Hydro customers do guarantee the corporation’s debt although very few of us give that much thought. There’s been no need so long as the debt remained stable, was prudently managed, and publicly available. But things have changed. After many years of remaining stable, the debt load in the past three years has steadily climbed and those figures do not include the longterm contractual obligations for supply from BC independent power producers, which the province requires Hydro to use. The public is refused access to those contracts. How willing should ratepayers be to guarantee an additional $7.9 billion without having the right to scrutinize what they are already on the hook for?
The article says we need Site C because provincial demand is expected to rise 40% in 20 years. In the past, Hydro ratepayers could – and did – use BC Utilities Commission (BCUC) hearings to hold Hydro and its government handlers to account for their claims. But last year, the Energy Act removed Site C and ten other projects from BCUC oversight. Now ratepayers are told they’ll pay the costs but are denied a forum to check the need for and suitability of those costs.
Last year’s Energy Act requires BC to be ‘self-sufficient’ in electricity. All generation must occur within the province. Hydro must be able to meet the province’s future need under “the most adverse sequence of stream flows within historical record.” So self-sufficiency is to protect our electricity supply in times of drought. Why, then, would we build another dam and reservoir that would be subject to the same drought we’re trying to protect ourselves from? Surely it would make more sense to diversify our source of supply so that when droughts do occur, we have other sources (natural gas, geothermal, wind, solar) available.
According to the article, Site C is “extremely cost-effective” at $87-95 per megawatt. The comparable cited is $125/Megawatt for the green energy call – a most expensive source. I’m told that firm power with delivery in 2012 was recently quoted at $27-35 on the Pacific Northwest wholesale market. Longterm predictions are chancy but the projected $81-85 for 2030 doesn’t make Site C look shiny either. It appears that Site C can only be called “extremely cost-effective” if cheaper sources are somehow eliminated. The self-sufficiency requirement has created artificially expensive electricity in BC.
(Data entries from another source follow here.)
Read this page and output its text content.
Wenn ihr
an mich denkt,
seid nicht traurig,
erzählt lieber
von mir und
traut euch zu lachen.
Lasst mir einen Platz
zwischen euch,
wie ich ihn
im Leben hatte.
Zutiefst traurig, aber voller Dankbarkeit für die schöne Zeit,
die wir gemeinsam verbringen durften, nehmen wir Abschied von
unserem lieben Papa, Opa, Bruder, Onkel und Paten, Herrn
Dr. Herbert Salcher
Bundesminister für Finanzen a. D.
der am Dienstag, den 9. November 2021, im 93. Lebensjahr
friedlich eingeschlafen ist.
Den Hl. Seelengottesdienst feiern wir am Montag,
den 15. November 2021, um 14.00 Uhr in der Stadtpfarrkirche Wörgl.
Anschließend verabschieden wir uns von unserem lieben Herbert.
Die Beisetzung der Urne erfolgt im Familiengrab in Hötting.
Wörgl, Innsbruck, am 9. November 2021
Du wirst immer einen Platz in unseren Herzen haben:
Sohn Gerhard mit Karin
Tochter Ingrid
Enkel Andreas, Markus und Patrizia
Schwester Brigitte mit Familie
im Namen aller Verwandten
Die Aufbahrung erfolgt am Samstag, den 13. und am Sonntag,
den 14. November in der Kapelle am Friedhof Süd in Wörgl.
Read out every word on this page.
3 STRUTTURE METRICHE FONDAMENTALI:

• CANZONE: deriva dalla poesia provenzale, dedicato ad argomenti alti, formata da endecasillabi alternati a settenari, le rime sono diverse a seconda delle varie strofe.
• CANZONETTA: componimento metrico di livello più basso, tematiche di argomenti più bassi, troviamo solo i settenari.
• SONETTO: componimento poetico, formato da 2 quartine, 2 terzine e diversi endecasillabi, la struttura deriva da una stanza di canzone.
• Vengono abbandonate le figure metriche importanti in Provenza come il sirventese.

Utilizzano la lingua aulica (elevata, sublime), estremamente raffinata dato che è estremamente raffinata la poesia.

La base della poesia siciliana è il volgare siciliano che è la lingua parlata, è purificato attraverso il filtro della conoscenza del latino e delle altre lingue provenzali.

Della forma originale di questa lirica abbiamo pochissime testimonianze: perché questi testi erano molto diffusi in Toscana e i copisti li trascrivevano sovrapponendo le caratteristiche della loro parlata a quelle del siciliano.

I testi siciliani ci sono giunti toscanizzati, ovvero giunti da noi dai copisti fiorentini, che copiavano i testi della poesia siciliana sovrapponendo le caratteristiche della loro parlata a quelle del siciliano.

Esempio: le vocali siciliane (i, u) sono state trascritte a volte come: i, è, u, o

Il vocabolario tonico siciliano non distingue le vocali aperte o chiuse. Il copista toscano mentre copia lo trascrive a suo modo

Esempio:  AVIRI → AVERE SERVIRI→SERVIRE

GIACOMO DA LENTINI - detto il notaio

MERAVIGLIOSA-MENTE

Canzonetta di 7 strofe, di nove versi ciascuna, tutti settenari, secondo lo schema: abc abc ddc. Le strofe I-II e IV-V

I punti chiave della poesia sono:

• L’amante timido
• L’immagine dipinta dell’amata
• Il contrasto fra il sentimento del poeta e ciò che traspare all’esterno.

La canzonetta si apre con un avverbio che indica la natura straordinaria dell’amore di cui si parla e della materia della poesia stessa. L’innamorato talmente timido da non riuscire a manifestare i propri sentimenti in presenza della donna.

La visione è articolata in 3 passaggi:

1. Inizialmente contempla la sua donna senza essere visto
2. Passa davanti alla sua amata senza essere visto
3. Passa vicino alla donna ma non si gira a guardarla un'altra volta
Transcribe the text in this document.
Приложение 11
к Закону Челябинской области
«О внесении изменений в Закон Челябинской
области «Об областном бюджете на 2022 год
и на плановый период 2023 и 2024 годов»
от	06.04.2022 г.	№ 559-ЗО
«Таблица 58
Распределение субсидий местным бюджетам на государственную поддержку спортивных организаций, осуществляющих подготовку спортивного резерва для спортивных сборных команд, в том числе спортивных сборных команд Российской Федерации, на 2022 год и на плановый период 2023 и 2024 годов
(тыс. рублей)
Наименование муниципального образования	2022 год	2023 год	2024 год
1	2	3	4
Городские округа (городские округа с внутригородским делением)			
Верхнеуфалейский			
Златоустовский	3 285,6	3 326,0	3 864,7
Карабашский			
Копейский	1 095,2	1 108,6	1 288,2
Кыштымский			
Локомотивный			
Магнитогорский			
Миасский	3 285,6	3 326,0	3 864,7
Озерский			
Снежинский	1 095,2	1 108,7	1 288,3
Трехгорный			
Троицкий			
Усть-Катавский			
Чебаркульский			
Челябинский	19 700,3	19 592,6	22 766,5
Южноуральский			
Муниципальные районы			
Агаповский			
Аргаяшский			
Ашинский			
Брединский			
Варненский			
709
Ratepayers have every right to call “Foul!” when they are taken for granted in the manner we are seeing. Every avenue they might use to protect their interests is blocked. They are expected to swallow the rate increases and guarantee the risk, all while having no control over the policy. That’s wrong.
Gwen Johansson has served on numerous energy-related endeavours. She co-chaired the Northeast Energy & Mines Advisory Committee; served on BC Hydro’s Integrated Electricity Planning Committee; is a former BC Hydro Director and a former member of the BC Energy Council. She lives in the Peace Valley near Hudson’s Hope.